Partir pour (re)vivre

d'Lëtzebuerger Land du 15.11.2024

Le titre de la pièce de Marie-Claire Junker, Téhéran-Luxembourg fait penser à un simple voyage en avion. Cette création au Théâtre national du Luxembourg embarque en fait le public dans un passé récent inhumain et un présent tout aussi invivable de la vie des Iraniens, sous le régime des mollahs. Des moments racontés dans le monologue de la comédienne Shiva Gholamianzadeh.

Elle explique que les différences entre la vie de Shadi, son personnage, et la sienne sont minimes. Elle évoque son vécu dans son pays, qui bafoue des droits humains fondamentaux et elle juge les injustices que subit son peuple ; particulièrement jeunes car la population iranienne est composée essentiellement de jeunes gens.
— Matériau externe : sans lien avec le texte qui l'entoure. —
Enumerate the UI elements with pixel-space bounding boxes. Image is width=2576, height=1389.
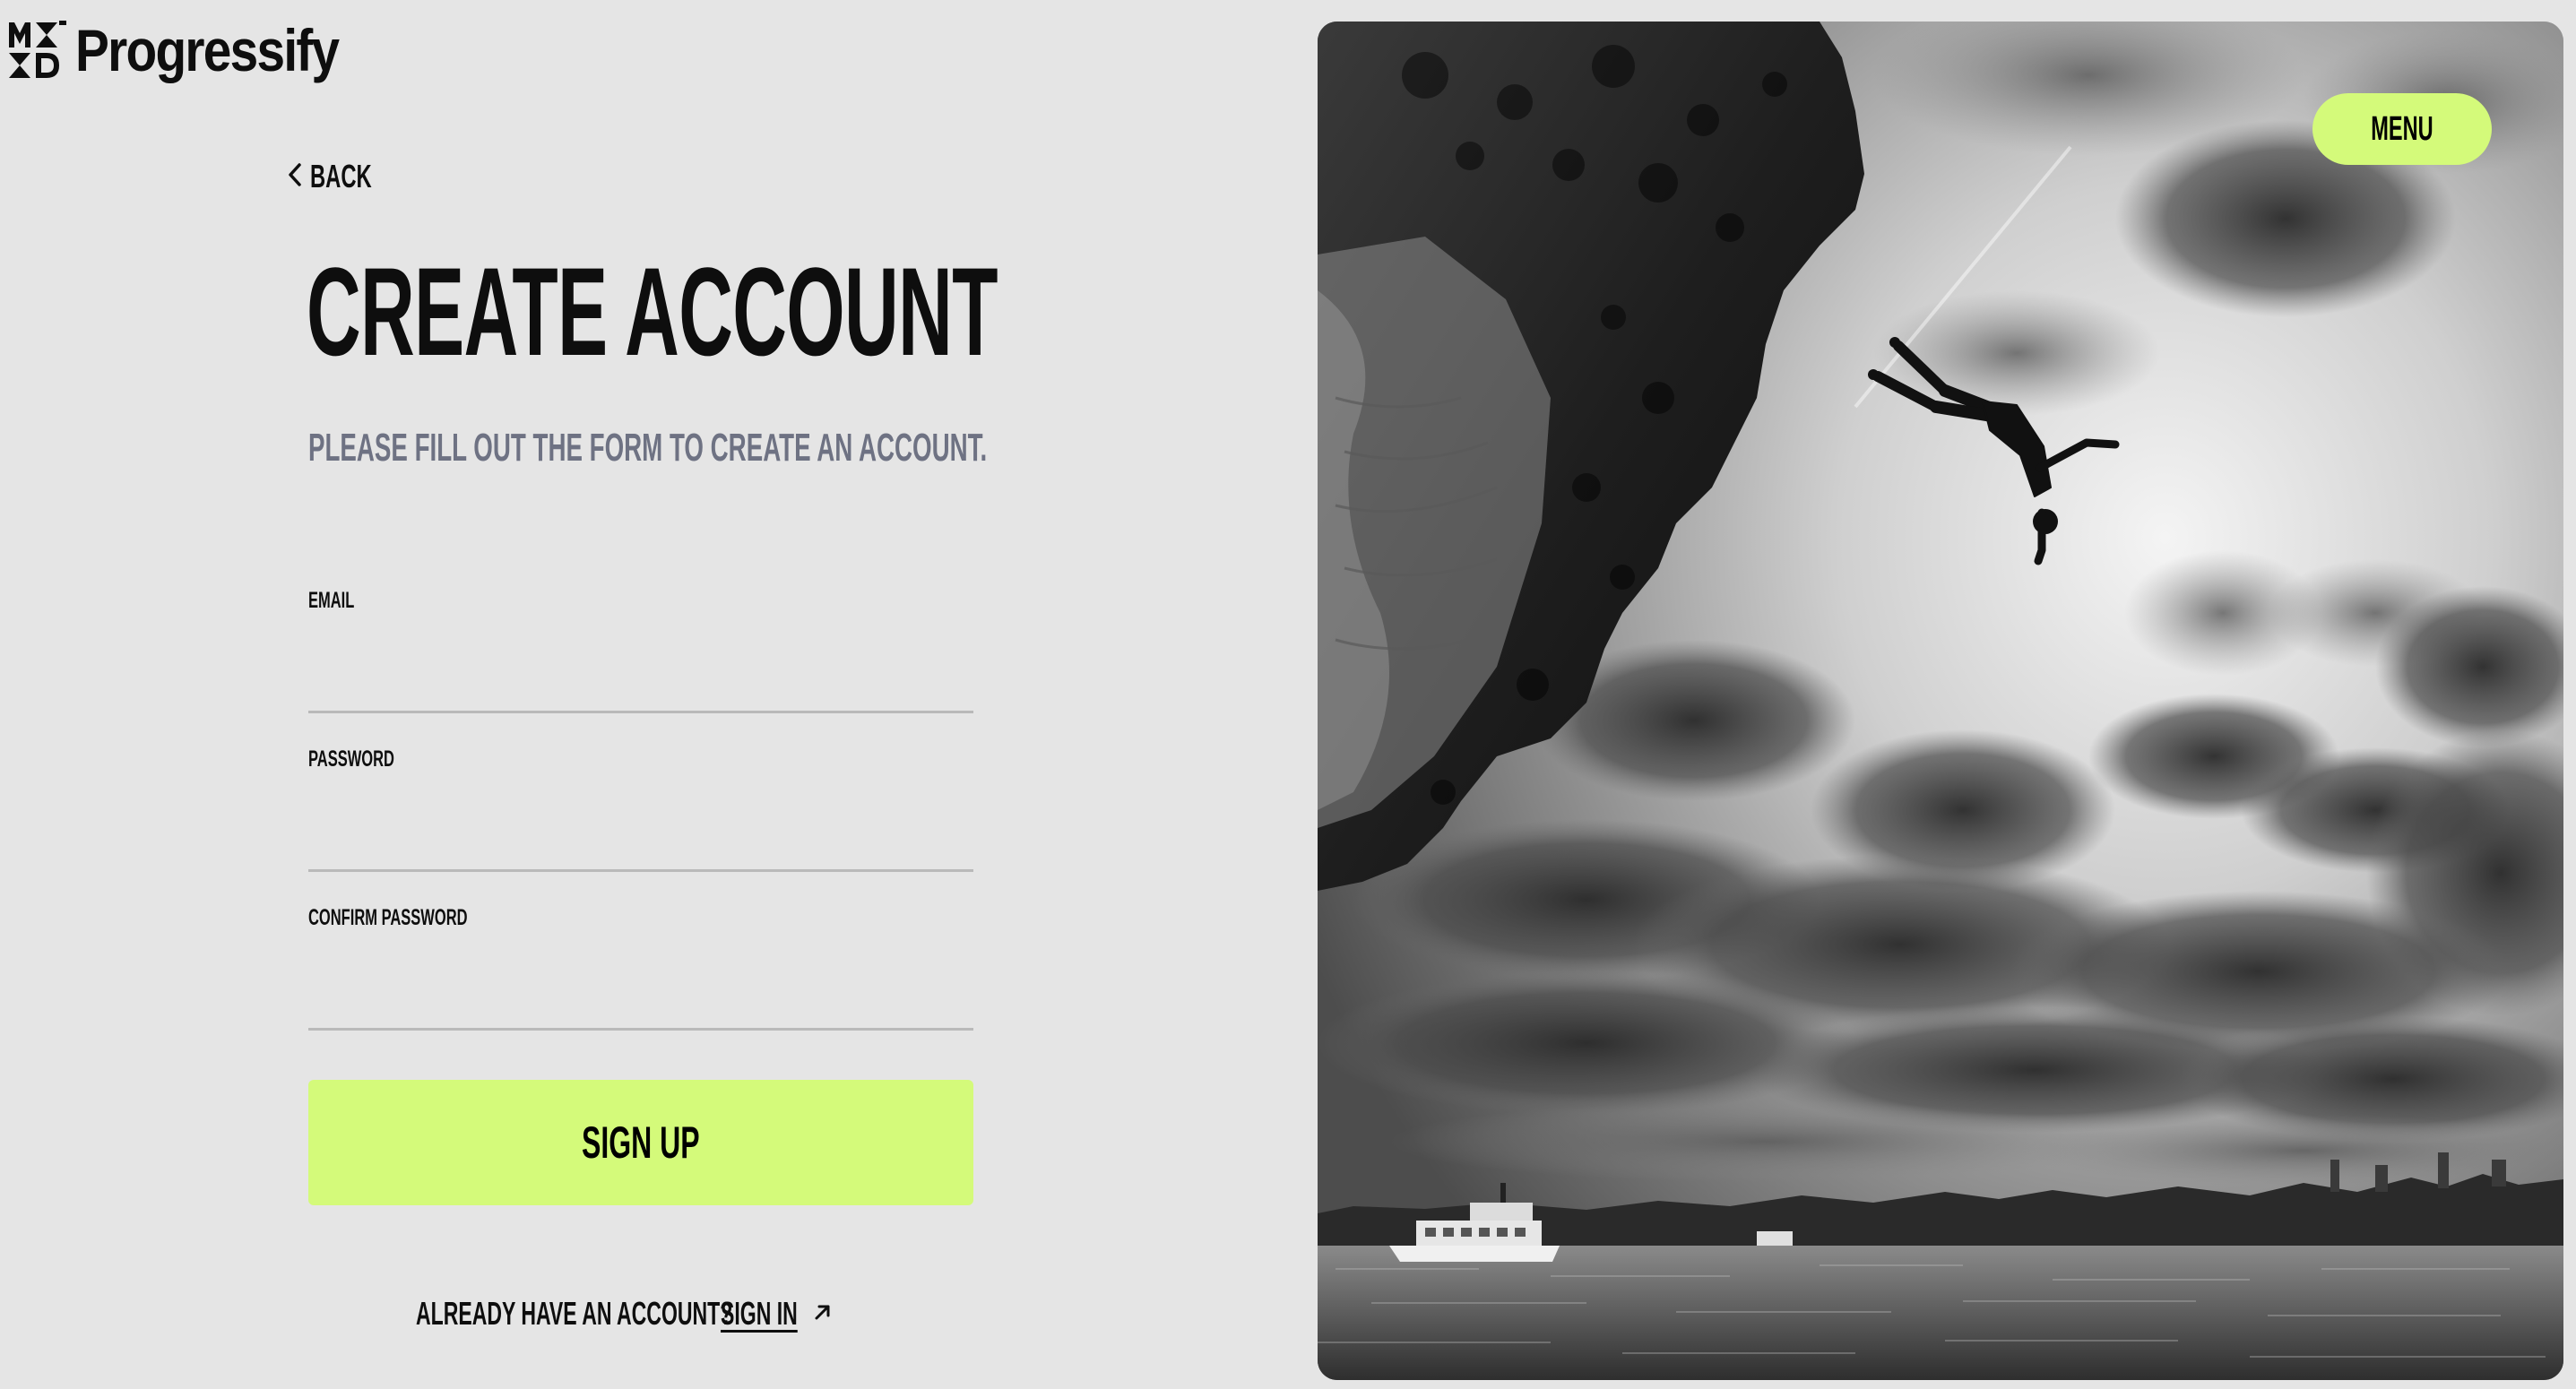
email-field[interactable] xyxy=(308,651,973,713)
confirm-password-label: Confirm Password xyxy=(308,905,468,930)
menu-button[interactable]: Menu xyxy=(2312,93,2492,165)
brand-logo[interactable]: Progressify xyxy=(7,18,381,82)
hero-image: Menu xyxy=(1318,22,2563,1380)
signup-page: Progressify Back Create Account Please f… xyxy=(0,0,2576,1389)
sign-up-button[interactable]: Sign Up xyxy=(308,1080,973,1205)
cliff-diver-photo xyxy=(1318,22,2563,1380)
sign-in-label: Sign In xyxy=(721,1295,798,1332)
chevron-left-icon xyxy=(285,161,305,193)
signin-prompt: Already have an account? Sign In xyxy=(416,1294,834,1333)
password-field[interactable] xyxy=(308,809,973,872)
signin-question: Already have an account? xyxy=(416,1295,733,1332)
arrow-up-right-icon xyxy=(812,1301,834,1327)
back-label: Back xyxy=(310,158,372,194)
mdd-monogram-icon xyxy=(7,19,70,82)
brand-name: Progressify xyxy=(75,17,340,83)
page-title: Create Account xyxy=(307,241,998,382)
back-link[interactable]: Back xyxy=(285,154,403,199)
sign-in-link[interactable]: Sign In xyxy=(721,1295,834,1333)
password-label: Password xyxy=(308,746,394,772)
confirm-password-field[interactable] xyxy=(308,968,973,1031)
page-subtitle: Please fill out the form to create an ac… xyxy=(308,426,988,470)
sign-up-label: Sign Up xyxy=(582,1117,700,1168)
email-label: Email xyxy=(308,588,355,613)
menu-label: Menu xyxy=(2371,109,2433,148)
Après la chute du Shah et malgré l’espoir d’une libération promise par Khomeini, le pays a souffert de la Révolution de 1979 et de la guerre très meurtrière avec l’Irak. Shadi parle de son engagement de jeune révoltée aux côtés de son amie Touran, morte à cause des répressions des mollahs. Ceux qui s’opposent sont motivés par la volonté de rendre l’Iran libre, alors que le pays, sous l’influence des mollahs, s’isole. La fermeture des frontières accentue les répressions envers les femmes à travers le port du voile obligatoire et de nombreuses interdictions.
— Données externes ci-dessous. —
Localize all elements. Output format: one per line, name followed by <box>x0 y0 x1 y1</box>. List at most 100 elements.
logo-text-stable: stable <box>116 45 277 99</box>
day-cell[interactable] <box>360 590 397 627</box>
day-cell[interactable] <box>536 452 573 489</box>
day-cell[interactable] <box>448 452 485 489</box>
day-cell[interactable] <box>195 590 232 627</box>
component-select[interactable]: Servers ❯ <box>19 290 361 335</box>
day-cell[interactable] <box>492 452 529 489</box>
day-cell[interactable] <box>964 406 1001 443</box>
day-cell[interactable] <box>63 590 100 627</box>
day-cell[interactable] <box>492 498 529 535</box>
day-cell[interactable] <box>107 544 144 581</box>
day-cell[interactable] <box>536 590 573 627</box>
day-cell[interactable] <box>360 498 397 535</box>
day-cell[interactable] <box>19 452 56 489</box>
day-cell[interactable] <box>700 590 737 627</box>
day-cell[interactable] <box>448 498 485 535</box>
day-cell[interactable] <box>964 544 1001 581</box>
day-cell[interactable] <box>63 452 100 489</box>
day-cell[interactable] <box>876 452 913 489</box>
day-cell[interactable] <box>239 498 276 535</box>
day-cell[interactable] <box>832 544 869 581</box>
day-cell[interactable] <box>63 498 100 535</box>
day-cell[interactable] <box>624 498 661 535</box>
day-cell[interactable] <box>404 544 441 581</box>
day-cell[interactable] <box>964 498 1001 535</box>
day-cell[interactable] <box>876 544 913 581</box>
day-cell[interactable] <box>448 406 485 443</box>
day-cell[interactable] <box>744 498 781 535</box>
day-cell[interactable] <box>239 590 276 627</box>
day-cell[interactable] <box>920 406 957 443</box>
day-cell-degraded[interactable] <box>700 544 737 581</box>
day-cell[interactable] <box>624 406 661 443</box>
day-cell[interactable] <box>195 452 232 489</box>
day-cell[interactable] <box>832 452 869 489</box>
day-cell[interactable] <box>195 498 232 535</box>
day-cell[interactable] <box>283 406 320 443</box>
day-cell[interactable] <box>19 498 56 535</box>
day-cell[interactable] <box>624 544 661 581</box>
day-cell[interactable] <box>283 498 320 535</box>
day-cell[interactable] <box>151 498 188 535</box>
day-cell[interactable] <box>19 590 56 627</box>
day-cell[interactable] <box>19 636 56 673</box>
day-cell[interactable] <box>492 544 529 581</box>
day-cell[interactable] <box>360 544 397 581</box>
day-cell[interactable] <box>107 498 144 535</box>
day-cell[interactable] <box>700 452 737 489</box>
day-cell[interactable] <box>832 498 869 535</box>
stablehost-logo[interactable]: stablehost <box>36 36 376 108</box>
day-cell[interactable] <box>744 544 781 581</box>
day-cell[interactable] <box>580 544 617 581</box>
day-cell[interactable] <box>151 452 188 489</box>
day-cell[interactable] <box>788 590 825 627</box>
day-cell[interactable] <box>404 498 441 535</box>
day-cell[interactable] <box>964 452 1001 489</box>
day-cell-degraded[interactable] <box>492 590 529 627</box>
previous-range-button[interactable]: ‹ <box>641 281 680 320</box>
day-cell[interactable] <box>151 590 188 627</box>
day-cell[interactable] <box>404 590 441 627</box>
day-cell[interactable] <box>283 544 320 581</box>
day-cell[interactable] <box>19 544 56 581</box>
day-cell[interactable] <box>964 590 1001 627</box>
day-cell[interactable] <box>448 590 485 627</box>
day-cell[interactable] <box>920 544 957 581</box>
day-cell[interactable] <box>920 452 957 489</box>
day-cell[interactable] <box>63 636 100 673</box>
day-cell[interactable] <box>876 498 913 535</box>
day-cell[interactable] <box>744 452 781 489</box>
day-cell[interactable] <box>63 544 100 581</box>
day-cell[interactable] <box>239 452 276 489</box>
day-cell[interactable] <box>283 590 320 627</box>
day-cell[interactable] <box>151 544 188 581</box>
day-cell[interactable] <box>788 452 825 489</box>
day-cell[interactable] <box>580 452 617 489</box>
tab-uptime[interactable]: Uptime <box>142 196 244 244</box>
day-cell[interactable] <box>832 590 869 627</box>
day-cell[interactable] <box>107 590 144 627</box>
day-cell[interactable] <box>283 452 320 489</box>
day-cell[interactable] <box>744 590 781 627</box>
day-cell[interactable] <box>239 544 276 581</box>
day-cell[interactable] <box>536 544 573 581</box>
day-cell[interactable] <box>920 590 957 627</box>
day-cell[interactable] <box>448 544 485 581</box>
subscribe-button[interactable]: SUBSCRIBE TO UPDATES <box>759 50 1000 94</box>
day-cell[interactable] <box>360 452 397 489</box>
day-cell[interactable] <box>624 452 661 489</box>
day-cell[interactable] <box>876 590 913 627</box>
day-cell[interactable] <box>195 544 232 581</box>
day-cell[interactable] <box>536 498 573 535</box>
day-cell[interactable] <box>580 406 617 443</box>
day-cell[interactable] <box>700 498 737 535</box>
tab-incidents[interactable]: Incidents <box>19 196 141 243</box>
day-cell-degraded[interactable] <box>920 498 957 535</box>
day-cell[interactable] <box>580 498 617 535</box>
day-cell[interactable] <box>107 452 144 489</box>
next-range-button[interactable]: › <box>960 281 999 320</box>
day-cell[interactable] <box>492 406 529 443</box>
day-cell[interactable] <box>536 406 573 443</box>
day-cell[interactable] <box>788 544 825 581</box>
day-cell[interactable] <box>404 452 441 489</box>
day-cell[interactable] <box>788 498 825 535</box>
À l’ouverture des frontières Shadi, adolescente repérée à cause de son engagement anti-régime, quitte le pays, la seule issue pour vivre libre. « Je dois fuir tous ceux que j’aime. Je dois perdre mon monde à cause de vous (des mollahs, ndlr). » C’est le voyage vers le Luxembourg, un pays libre, où elle bénéficie du statut de protection internationale. Mais Shadi est seule, sans famille, sans connaissance, sans domicile et sans travail.

Enfin libre, elle parle de sa nouvelle vie, avec une certaine distance, une pincée d’humour et un brin d’entrain : ses difficultés du commencement, son amitié pour une Afghane qui l’encourage à sortir de sa léthargie. Elle trouve du travail, l’amour et le mariage avec un bel Iranien qui finit par s’ériger en maître, puis sa fuite du domicile avec sa petite fille et son rêve de toujours : devenir musicienne. L’Iran, (« mon bel Iran ») reste enfoui dans sa vie, son enfance et son adolescence là-bas et sa vie d’adulte au Luxembourg. Elle est d’ici et d’ailleurs et se sent tiraillée entre ses deux pays, même si elle réussit à s’intégrer très bien au Luxembourg, son pays d’accueil.

La comédienne Shiva Gholamianzadeh, vêtue d’un élégant ensemble noir, créé par Denise Schumann, déambule sur scène, est souvent en mouvement, comme un symbole de sa vie, évoquant ses souvenirs ou chantant, s’asseyant parfois sur une caisse recouverte d’un tapis persan, un autre délimitant une partie du plateau.

Dans la scénographie de Christoph Rasche, le regard est capté par un vaste panneau grillagé, au milieu déchiré en deux, les craquelures symbolisant la coupure, la déchirure de l’Iran à la suite des guerres et aux sévices du régime des mollahs, déchirure qui permet à la comédienne de rester sur le plateau, visible, quitte à se rendre parfois de l’autre côté du panneau, coupée du monde, d’où elle regarde de derrière des barreaux le monde libre.

La metteure en scène Tiphanie Devezin accompagne la comédienne, insiste sur le mouvement sur scène, qui rappelle la vie mouvementée de Shadi, elle encourage aussi à intégrer des silences permettant aux souvenirs d’imprégner le jeu nuancé et sensible, qui permet aussi d’intégrer le bref retour en Iran.

Téhéran-Luxembourg a le mérite de nous rapprocher en pensée de ce pays en lutte qui donne par le mouvement Femme, Vie, Liberté une importance particulière aux femmes dans leur lutte contre l’oppression des mollahs et la défense de la Liberté.